The left plot shows a typical (black line) and inverted (yellow) treasury bond yield curve with yield rate on the y-axis and distance in the future on the x-axis. The right plot depicts a typical (blue) and inverted (red) "social optimism curve" which contains the same x-axis but has the average sentiment of tweets (higher is more positive) on the y-axis.
"When the bond yield curve inverts, generally it signals a forthcoming recession because investors see higher economic risk in the near future than in the far future," Bollen said. "Likewise, we find a so-called 'social optimism curve' in our data, which also recently inverted during the COVID-19 pandemic."
Using this information at the scale of entire societies requires an interdisciplinary approach that combines expertise and methods spanning cognitive science and computational science. The collaboration began as the pandemic started, when Isch, working with Todd on how people think about the future, reached out to Bollen and ten Thij to explore ways to leverage their long-standing work on gauging public sentiment from large-scale social media content using AI and Natural Language Processing techniques.

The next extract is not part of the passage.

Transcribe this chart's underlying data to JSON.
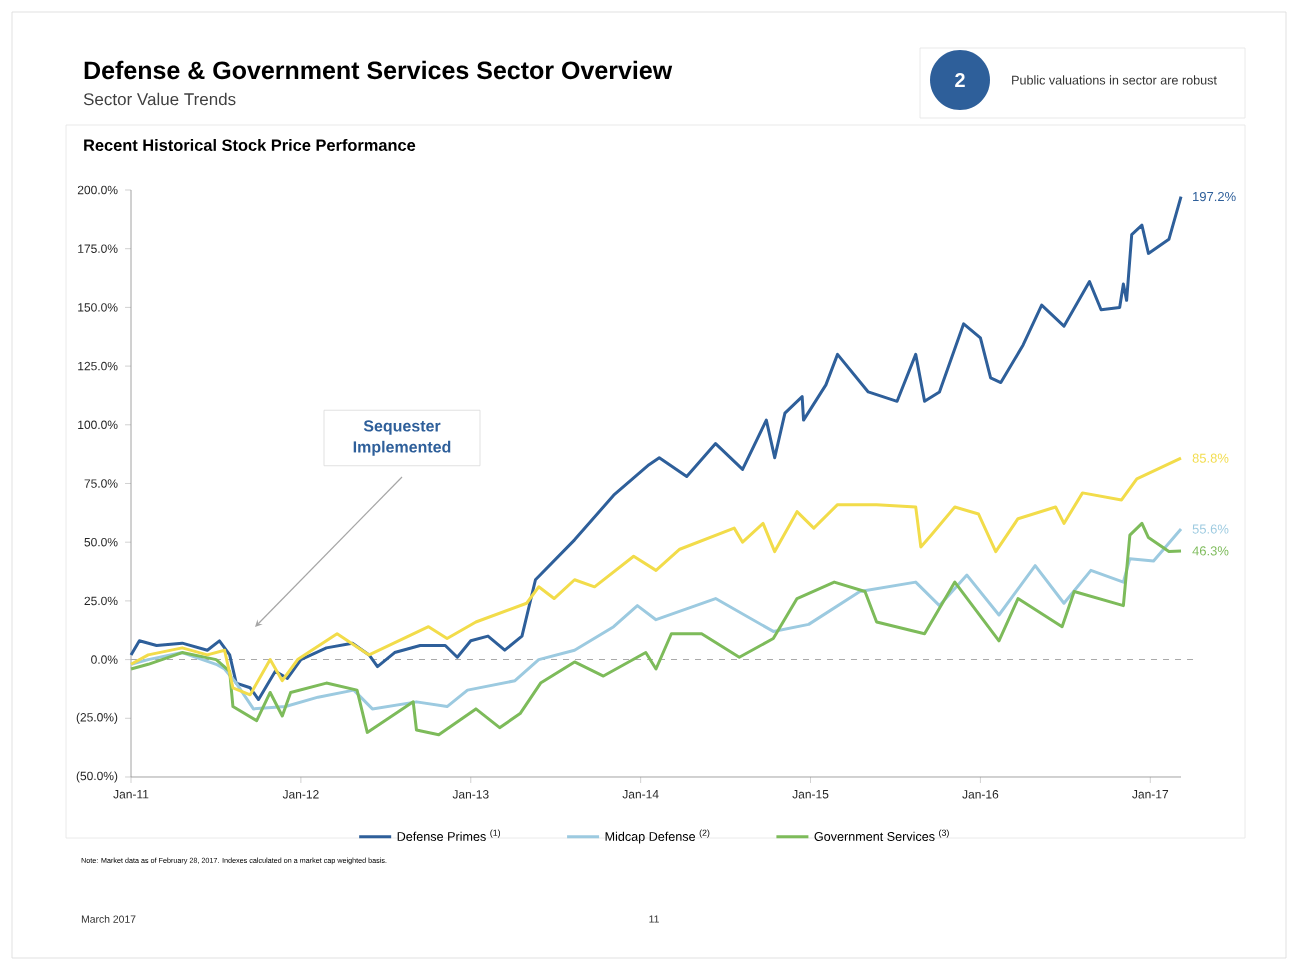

The idea emerged to model not only how Twitter sentiment can gauge how hundreds of millions of people feel about the present (i.e., "I am so angry right now") but also how they feel about different time points in the future ("It makes me sad that in a year from now we will…").
The research found that prior to March 2020, users tended to talk about the future in a positive light, and they talked about the near-term future more positively than the distant future. At the start of the pandemic, the positivity of tweets declined drastically but still outpaced negative posts. The decline, however, existed only for tweets that discussed a future less than 12 months out. Those referencing the more distant future remained similarly positive to before the pandemic. After a few months, tweets that referenced the nearest future (less than one month away) returned closer to pre-pandemic levels, and tweets that referenced more than one year into the future remained similarly positive.
"Our analysis showed that the shock of the pandemic had a considerable effect on optimism toward the near and medium future," Bollen said. "Sentiment toward the farther future was left largely unchanged, still somewhat positive. This could indicate that people tend to see things getting back to normal over the long term, even if the near/medium term looks dark. This indicates a degree of societal resilience, even after a global shock."
Todd added, "We've seen this kind of resilience in other positive attitudes during the pandemic, including willingness to help others."
The group hopes to expand its research towards the assessment of behaviors or attitudes in people with varying political or generational backgrounds, and to discover insights into how people who are predisposed to look at the future more or less optimistically may differ in their concern about climate change, political polarization, and other pressing future challenges.
"As we learn about how people's attitudes toward the future influence their behavior," Isch said, "we might find ways to empower people to perform more positive actions, both for their individual goals and society at large."
"Twitter has proven to be a rich source of data that can be parsed in so many innovative ways," said Kay Connelly, associate dean for research at the Luddy School. "This kind of study uses AI and NLP techniques to provide insights that would otherwise have been impossible to discover, and it's the perfect example of how the Luddy School is using technology to gain a better grasp of the world around us."